I don't like idea of having another comp for offline wallet (I travel a lot).
I'm thinking about seting up Ubuntu on VMWare Player, that will be encrypted from inside, not just outer container which seems easier to break. Also connection will be turned off from inside.
Two questions:
1. When ill run this system ill have to put in pass phrase. If I have keylogger, this password will be logged. Can it be used somehow by trojan to decrypt or run and decrypt the virtual system?
2. When system is run and going, is it's image decrypted and vulnerable from host system?
If you know what a keylogger is, most likely you have enough knowledge to not get infected by one. My offline wallet is in a virtual machine in a VMWARE ESxi server that has the vmdk file stored in a NAS protected with RAID 5 so...
How often do I turn on that VM? about once a month to download the new blocks and get my rewards from the pools.

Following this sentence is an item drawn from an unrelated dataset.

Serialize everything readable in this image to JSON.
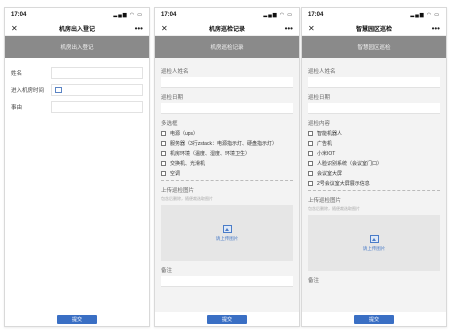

Do I need to enter my passphrase? Not at all unless I want to perform a transaction, And I added the address in blockchain as a watch-only just to make sure I'm getting paid.
So, in short, I wouldn't use a local VM to store the wallet because you rely on one hard drive.
I do rely on a VM to keep my wallet, but the actual virtual hard drive (vmdm) is safely stored in a NAS with redundancy, worst case scenario (The actual NAS fails) I buy a similar one and I install the drives there (been there, done that)
I hope my experience helps.
Otherwise, just create a paper wallet which I also have.